The Aviator is a light-hearted journey (by state-of-the-art airship) around a world transformed by climate change and subsequent political collapse. Rock God Evangelists, super-rich survivalists, back-to-nature primitivists, heavily armed luddites, goats with the secret of eternal youth, and a horny artificial intelligence with a taste for bluegrass and classic Hollywood films; The Aviator is a Gulliver-esque romp through a future we hope won’t come to pass.

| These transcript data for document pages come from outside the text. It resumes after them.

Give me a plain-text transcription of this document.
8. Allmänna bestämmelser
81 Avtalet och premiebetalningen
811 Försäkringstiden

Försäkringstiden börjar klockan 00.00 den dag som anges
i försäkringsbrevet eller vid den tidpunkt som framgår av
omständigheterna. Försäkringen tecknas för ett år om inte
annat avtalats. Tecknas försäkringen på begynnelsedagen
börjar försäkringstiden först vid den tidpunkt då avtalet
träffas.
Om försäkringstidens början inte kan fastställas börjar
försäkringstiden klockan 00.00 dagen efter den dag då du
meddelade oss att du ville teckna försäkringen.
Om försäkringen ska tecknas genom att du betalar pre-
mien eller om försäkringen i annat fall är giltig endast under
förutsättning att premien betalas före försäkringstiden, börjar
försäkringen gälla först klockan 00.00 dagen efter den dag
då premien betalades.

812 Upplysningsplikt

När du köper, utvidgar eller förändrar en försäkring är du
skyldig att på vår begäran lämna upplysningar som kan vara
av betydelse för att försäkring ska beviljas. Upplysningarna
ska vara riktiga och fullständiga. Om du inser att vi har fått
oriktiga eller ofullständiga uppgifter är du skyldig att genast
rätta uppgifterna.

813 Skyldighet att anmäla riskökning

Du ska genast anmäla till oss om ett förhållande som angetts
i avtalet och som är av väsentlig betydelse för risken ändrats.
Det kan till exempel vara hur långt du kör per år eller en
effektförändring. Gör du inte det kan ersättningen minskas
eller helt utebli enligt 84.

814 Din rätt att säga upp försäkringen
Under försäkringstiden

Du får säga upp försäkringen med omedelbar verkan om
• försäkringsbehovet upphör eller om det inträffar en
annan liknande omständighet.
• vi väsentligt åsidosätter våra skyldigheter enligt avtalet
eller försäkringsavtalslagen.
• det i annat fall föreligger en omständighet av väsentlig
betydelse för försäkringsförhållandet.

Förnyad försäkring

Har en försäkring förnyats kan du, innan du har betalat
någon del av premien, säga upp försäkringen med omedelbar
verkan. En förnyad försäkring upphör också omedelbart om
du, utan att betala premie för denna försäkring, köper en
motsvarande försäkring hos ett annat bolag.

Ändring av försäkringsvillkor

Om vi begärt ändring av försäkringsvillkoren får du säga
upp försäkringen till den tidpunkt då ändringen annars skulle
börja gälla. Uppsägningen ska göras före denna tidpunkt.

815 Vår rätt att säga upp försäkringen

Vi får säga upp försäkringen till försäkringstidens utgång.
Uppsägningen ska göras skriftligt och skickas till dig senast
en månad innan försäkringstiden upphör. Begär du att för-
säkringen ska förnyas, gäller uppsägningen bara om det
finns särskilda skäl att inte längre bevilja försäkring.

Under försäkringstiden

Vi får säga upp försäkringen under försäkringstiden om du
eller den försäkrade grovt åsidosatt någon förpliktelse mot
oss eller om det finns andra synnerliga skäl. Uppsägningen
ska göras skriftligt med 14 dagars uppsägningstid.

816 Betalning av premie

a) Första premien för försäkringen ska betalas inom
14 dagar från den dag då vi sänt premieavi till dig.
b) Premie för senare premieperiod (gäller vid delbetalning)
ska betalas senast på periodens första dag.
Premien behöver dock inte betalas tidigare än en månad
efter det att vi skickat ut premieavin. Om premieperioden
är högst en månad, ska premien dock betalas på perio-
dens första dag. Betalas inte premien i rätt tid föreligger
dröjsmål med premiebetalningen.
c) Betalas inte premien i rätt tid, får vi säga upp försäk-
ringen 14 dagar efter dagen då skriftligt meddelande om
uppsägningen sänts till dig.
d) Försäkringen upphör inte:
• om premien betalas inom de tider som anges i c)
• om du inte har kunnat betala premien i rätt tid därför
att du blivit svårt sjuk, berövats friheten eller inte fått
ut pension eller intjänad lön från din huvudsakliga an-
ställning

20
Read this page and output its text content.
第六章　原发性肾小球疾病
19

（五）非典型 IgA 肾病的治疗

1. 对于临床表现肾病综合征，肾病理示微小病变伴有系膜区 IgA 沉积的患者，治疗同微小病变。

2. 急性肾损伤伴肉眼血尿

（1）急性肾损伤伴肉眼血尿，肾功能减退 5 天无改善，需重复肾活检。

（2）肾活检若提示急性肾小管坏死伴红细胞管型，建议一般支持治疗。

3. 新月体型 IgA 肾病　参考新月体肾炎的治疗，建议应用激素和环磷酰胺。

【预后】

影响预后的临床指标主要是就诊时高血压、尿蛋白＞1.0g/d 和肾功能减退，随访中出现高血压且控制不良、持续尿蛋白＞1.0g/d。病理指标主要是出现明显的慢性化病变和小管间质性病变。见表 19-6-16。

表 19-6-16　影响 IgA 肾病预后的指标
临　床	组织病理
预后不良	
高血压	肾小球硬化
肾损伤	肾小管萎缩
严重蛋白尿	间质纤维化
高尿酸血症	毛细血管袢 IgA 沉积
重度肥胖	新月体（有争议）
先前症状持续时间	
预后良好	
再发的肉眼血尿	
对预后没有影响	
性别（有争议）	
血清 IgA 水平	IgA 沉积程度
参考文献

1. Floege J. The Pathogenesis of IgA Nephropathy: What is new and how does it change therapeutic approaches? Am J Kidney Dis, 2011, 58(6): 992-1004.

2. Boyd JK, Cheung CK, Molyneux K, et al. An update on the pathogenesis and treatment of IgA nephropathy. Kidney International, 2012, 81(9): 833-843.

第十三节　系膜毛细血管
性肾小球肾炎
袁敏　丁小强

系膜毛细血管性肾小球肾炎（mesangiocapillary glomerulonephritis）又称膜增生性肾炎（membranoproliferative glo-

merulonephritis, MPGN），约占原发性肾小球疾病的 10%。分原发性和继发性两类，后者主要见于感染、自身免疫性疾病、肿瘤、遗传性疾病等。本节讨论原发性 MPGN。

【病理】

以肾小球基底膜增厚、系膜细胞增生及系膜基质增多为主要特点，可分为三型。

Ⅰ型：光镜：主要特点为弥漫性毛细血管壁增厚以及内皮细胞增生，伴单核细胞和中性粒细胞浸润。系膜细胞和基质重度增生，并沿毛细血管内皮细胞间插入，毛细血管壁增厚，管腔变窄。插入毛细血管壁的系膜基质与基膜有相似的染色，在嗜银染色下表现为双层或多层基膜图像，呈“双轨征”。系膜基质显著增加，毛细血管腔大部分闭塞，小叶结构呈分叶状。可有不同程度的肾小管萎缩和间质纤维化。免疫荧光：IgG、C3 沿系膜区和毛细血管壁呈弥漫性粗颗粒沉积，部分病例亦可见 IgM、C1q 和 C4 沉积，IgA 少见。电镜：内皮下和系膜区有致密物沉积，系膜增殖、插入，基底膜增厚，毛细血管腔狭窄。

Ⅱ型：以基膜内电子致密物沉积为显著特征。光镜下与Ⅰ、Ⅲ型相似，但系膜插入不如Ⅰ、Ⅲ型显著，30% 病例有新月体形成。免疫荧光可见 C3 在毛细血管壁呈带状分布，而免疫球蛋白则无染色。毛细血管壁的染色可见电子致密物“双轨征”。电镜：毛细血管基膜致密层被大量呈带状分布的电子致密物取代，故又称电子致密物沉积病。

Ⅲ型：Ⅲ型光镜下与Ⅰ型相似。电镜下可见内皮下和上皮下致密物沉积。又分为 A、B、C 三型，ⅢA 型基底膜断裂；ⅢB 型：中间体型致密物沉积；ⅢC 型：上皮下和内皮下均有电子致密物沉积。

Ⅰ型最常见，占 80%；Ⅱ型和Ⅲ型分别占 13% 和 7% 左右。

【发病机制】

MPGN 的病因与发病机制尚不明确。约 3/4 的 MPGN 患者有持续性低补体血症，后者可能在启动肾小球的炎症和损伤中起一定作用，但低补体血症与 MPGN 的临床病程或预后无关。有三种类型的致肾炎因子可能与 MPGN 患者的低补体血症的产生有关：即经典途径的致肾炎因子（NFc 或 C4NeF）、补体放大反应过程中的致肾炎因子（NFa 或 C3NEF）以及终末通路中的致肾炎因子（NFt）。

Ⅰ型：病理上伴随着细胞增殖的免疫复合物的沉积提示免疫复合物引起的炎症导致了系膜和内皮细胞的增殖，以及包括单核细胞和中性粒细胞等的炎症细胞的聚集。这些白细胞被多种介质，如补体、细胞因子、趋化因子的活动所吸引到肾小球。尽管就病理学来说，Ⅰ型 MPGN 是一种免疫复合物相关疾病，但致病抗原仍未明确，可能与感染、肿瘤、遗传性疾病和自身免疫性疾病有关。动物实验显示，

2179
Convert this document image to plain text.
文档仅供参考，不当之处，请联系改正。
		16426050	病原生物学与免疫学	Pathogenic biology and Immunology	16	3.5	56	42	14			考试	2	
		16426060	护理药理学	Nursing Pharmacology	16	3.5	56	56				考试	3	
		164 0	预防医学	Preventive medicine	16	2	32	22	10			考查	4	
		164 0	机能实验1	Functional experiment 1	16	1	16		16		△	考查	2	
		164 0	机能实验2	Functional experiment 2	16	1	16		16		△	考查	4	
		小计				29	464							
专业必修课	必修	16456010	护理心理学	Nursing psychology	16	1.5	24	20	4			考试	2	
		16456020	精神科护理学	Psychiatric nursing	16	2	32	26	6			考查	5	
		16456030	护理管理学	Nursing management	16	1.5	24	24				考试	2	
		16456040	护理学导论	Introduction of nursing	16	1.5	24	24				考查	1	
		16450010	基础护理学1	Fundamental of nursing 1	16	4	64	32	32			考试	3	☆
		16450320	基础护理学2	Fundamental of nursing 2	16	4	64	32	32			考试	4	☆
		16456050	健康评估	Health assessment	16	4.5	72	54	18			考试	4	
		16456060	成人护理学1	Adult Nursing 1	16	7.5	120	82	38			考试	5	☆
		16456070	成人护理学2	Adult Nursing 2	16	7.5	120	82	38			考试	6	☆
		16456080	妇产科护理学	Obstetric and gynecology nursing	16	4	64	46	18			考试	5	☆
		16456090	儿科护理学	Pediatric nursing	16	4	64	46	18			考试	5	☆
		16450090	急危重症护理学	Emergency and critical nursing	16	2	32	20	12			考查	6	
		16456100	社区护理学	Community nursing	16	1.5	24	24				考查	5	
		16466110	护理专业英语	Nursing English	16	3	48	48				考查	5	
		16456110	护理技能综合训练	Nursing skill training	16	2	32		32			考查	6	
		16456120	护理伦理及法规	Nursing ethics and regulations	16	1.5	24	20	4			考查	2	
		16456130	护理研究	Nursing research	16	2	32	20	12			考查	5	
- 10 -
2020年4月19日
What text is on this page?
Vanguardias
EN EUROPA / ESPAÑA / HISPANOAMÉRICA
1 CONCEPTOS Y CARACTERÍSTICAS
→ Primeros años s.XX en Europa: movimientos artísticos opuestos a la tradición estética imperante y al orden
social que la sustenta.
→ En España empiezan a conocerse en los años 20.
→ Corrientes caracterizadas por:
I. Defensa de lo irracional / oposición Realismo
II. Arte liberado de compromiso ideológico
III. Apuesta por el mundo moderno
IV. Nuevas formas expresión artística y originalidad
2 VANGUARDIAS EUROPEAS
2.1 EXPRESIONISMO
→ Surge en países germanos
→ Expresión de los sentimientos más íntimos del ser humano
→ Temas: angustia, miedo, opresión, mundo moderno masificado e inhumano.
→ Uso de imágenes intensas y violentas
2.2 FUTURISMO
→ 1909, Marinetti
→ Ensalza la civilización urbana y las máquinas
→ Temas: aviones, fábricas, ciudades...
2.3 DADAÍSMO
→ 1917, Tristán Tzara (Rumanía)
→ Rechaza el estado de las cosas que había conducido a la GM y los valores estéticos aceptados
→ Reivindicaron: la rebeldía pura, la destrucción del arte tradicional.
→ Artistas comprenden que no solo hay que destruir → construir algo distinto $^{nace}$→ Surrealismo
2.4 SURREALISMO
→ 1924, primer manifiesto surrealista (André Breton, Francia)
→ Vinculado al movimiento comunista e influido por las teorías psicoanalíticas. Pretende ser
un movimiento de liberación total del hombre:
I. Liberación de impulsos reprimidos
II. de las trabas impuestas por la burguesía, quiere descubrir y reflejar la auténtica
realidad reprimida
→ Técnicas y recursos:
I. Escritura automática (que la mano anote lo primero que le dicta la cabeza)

I’m grateful to Mike Mann (yes, that one) for a generous note of approbation, and to sci-fi author ((And regular HT reader.)) Sonny Whitelaw for describing it as “a brilliant and wickedly satirical romp.” The first extended review — by my fellow sciblogger Ken Perrott of Open Parachute — has just been published, and provides an interesting and very positive take on what I’ve been up to.

The Aviator is currently available via Amazon for Kindle readers, and as an epub for other devices. You can download a free sample of the book — roughly 10% of the 100,000 word total — at Amazon. Editions for sale via Apple’s iBooks, Barnes & Noble and Kobo are in the works, and a paperback edition will be available in September. All digital editions are DRM free. When the publishing process is done and dusted, and I’ve stopped jumping through promotional hoops, I’ll be starting on book two. I have lots of ideas I want to explore from the vantage point of Thunderbird (the airship), if she’ll let me.